While the film starts off in the same vein as a lot of teen comedies from the 80s, it quickly progresses into something much darker and much weirder when Bill starts looking into the reasons why he feels so disjointed from his family and friends.
When he starts to perceive his family and friends as incestuous and cannibalistic perverts, his psychiatrist starts to really question Bill’s sanity, but what if it’s all true and what if he’s not imagining it? One of his friends produces a tape recording of his sister engaged in some kinky sex acts with her mother and father urging her to keep going and indeed, even offering some suggestions as to how to make work better for her.
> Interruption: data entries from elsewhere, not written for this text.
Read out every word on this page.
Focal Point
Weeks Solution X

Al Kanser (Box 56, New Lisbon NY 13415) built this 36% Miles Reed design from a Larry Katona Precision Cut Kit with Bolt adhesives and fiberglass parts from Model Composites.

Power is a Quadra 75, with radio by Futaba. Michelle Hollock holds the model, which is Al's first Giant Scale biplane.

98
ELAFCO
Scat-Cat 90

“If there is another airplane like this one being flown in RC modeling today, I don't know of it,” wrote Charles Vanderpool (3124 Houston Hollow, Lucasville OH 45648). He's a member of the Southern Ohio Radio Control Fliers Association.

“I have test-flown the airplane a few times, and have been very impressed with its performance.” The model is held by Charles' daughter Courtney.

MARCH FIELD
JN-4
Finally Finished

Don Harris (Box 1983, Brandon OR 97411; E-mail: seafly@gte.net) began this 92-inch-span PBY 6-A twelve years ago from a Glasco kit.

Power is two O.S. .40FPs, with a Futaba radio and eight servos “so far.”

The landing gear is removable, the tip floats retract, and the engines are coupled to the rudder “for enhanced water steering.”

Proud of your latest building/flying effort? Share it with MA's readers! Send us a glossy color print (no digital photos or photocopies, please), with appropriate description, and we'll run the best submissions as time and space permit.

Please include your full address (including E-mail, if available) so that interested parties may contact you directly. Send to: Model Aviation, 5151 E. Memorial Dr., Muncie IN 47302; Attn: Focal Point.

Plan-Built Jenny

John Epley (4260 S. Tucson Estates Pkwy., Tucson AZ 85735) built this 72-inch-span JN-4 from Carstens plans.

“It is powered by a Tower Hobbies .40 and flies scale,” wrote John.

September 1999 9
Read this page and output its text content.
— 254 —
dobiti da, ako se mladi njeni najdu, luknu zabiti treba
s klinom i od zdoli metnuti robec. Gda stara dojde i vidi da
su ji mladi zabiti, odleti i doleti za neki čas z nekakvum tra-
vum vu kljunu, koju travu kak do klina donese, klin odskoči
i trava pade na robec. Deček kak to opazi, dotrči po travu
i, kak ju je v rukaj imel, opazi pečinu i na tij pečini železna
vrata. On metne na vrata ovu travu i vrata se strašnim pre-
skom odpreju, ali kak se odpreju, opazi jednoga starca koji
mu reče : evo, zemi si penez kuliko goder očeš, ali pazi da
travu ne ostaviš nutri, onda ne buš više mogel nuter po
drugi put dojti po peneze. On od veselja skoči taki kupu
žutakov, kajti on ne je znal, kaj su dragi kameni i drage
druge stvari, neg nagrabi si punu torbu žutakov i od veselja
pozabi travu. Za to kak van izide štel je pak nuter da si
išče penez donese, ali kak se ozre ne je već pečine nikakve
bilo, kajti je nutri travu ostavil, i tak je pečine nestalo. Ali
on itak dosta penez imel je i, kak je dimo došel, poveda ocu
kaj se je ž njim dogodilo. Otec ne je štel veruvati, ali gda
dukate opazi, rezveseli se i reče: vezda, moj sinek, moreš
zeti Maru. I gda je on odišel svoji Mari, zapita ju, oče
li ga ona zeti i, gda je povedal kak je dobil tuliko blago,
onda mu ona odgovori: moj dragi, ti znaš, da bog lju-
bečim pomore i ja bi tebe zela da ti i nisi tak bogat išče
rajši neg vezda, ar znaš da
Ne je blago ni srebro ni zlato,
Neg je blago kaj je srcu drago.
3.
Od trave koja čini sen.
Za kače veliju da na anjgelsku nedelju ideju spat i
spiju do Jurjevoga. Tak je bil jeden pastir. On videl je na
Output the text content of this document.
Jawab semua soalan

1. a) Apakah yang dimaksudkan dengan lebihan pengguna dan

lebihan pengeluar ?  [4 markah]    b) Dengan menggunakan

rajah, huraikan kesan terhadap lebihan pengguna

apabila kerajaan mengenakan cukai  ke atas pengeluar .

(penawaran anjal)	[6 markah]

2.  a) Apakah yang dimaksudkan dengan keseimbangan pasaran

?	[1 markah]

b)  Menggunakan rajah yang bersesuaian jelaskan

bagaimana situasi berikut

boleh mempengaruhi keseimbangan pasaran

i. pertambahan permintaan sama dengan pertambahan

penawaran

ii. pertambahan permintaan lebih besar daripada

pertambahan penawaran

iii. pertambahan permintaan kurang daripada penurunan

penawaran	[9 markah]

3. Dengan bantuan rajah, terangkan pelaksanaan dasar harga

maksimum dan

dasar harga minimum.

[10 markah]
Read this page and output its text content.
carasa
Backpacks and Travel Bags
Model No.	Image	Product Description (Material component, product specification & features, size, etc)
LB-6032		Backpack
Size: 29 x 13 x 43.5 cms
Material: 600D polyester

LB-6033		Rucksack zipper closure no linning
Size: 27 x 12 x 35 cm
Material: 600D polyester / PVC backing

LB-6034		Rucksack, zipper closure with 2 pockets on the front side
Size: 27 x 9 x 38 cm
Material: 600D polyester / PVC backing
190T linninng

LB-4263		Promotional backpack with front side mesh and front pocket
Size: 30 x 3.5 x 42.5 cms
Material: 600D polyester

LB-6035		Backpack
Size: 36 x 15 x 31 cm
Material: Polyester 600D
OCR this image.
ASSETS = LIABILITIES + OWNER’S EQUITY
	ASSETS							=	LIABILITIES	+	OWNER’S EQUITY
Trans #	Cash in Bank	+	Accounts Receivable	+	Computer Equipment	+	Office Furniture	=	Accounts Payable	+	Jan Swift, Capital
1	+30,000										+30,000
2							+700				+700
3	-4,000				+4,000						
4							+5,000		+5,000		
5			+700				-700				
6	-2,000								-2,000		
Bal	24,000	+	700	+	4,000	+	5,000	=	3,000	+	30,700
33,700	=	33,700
Bill, obviously perplexed by recent events, sets out to uncover what’s really going on as no one will listen to him or give him any credibility. And this is where the movie starts to get into some seriously bizarre territory (about two thirds of the way through) with some rather unorthodox visuals and genuinely disgusting moments that carry on through the rest of the movie to a particularly unsettling climax.
Sure, it hits on some clichés and the humor is lowbrow at times, but it doesn’t feel out of place when dealing with the teenagers in the film.
Brian Yuzna (Return of the Living Dead Part III, Bride of Re-Animator) crafts a tense and freaky work of horrific social satire with this directorial debut, and it remains, in my opinion at least, his best work to date. Solid performances from the lead and supporting actors and some all too familiar sets and locations make Society work on a level that, for anyone growing up in the 80s, is recognizable enough to really get under your skin. The special effects, by Screaming Mad George (Faust: Love of the Damned, Bride of Re-Animator) are a notch or two above the work you would expect to see in a low budget 80s horror movie and still hold up even in these days of over abundant CGI.